Кевин Грейди, 4 б класс
— Интересно, о чем он думает, — прошептала миссис Грейди, потянув за уголки скатерть. — Он может сидеть так часами, просто глядя на улицу и наблюдая, как мимо проходят люди.
— Скажи спасибо, — откликнулась соседка, помогая убирать со стола чашки и соусники. — Мой Джой — просто наказание Господне, каждый вечер болтается где-то с бог знает какими подонками.
Она посмотрела на сидящего у окна бледного мальчика, и в душу женщины на мгновение закралось сомнение. Для подростка неестественно сидеть так спокойно. А как он смотрит на тебя — в глубоко посаженных серых глазах будто затаилось убийство.
— Джой говорит, что делает домашние задания, — продолжила она, — но я чертовски хорошо знаю, что он якшается с этой своей бандой. Мне приходится контролировать оболтуса, от отца-то его никакой подмоги.
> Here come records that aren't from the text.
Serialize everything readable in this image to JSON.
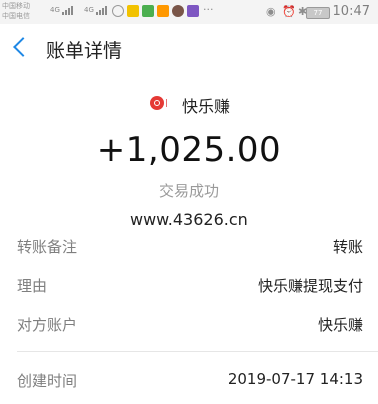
{
  "status_bar": {
    "carrier_1": "中国移动",
    "carrier_2": "中国电信",
    "sig1_label": "4G",
    "sig2_label": "4G",
    "battery": "77",
    "time": "10:47"
  },
  "header": {
    "back_icon": "chevron-left-icon",
    "title": "账单详情"
  },
  "merchant": {
    "logo_icon": "merchant-logo-icon",
    "name": "快乐赚"
  },
  "summary": {
    "amount": "+1,025.00",
    "status": "交易成功"
  },
  "watermark": "www.43626.cn",
  "details": [
    {
      "label": "转账备注",
      "value": "转账"
    },
    {
      "label": "理由",
      "value": "快乐赚提现支付"
    },
    {
      "label": "对方账户",
      "value": "快乐赚"
    }
  ],
  "created": {
    "label": "创建时间",
    "value": "2019-07-17 14:13"
  },
  "colors": {
    "accent": "#1e88e5",
    "logo": "#e53935"
  }
}
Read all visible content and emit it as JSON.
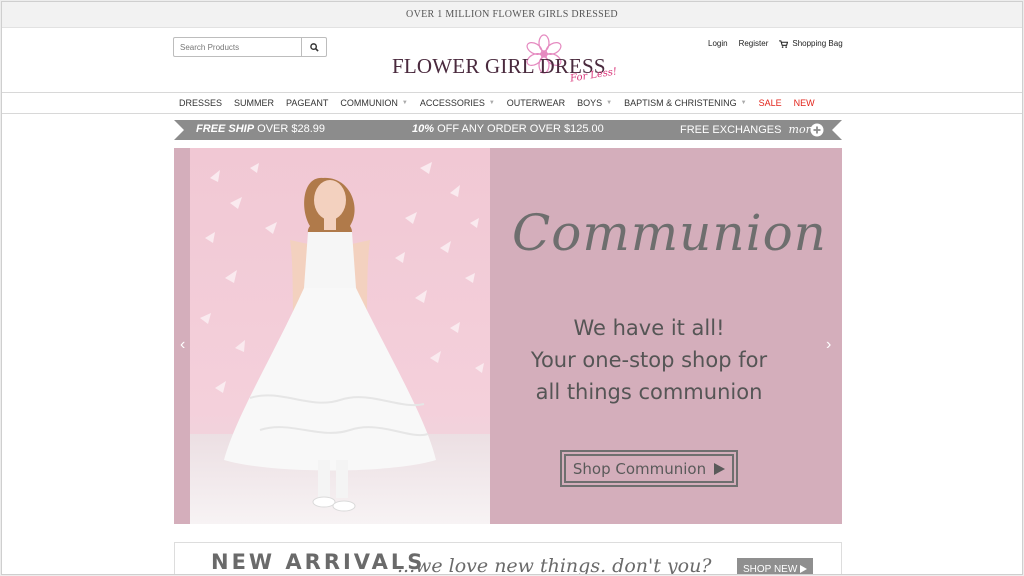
{
  "topbar": {
    "text": "OVER 1 MILLION FLOWER GIRLS DRESSED"
  },
  "search": {
    "placeholder": "Search Products"
  },
  "logo": {
    "name": "FLOWER GIRL DRESS",
    "tagline": "For Less!"
  },
  "account": {
    "login": "Login",
    "register": "Register",
    "bag": "Shopping Bag"
  },
  "nav": {
    "items": [
      {
        "label": "DRESSES"
      },
      {
        "label": "SUMMER"
      },
      {
        "label": "PAGEANT"
      },
      {
        "label": "COMMUNION"
      },
      {
        "label": "ACCESSORIES"
      },
      {
        "label": "OUTERWEAR"
      },
      {
        "label": "BOYS"
      },
      {
        "label": "BAPTISM & CHRISTENING"
      },
      {
        "label": "SALE"
      },
      {
        "label": "NEW"
      }
    ]
  },
  "promo": {
    "ship_bold": "FREE SHIP",
    "ship_rest": " OVER $28.99",
    "off_bold": "10%",
    "off_rest": " OFF ANY ORDER OVER $125.00",
    "exchanges": "FREE EXCHANGES",
    "more": "more"
  },
  "hero": {
    "headline": "Communion",
    "line1": "We have it all!",
    "line2": "Your one-stop shop for",
    "line3": "all things communion",
    "cta": "Shop Communion"
  },
  "arrivals": {
    "title": "NEW ARRIVALS",
    "tagline": "...we love new things. don't you?",
    "button": "SHOP NEW"
  },
  "colors": {
    "hero_bg": "#d4aebb",
    "sale_red": "#e2231a",
    "promo_gray": "#8c8c8c",
    "brand_pink": "#d9367a"
  }
}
Но твой Кевин…
Женщина нахмурилась и отвернулась, поскольку мальчик метнул на нее подозрительный взгляд. Неудивительно, что его мать так пристрастилась к «Бристольскому крему»,[34] если ее сын бродит по дому весь в черном, злобно прищуриваясь на каждого взрослого. Вот вырастет он и наверняка станет серийным убийцей.
— Кевин хороший мальчик. — твердо отрезала миссис Грейди. — Он очень смышленый. И впечатлительный. Они с дедом были слишком близки. После смерти старика Кевин притих. Даже не пошел с нами на похороны. Надеюсь, потрясение скоро пройдет.
— Конечно-конечно, — прошептала в ответ соседка. — Дети оправляются быстро. Хотя очень уж он тихий. Ему надо больше гулять на свежем воздухе. Бегать с приятелями. Плавать. Играть в футбол. — Она снова тревожно взглянула на вялого, точно впавшего в спячку, ребенка. — Делать хоть что-нибудь.
Миссис Грейди развела доселе сплетенные на пышной груди руки и потянулась к бутылке шерри.
— Я была бы только рада, но он предпочитает сидеть в своей комнате и смотреть фильмы ужасов. — Она щедро наполнила пару янтарных бокалов. — Они стимулируют его и без того буйное воображение. Думаю, мир видится Кевину не так, как большинству детей. У него появляются очень странные идеи. Уверена, это всего лишь возрастная фаза, но в данный момент… — Она наклонилась ближе к подруге и доверительно прошептала: — Порой… он так смотрит на нас, словно хочет, чтобы мы были мертвы.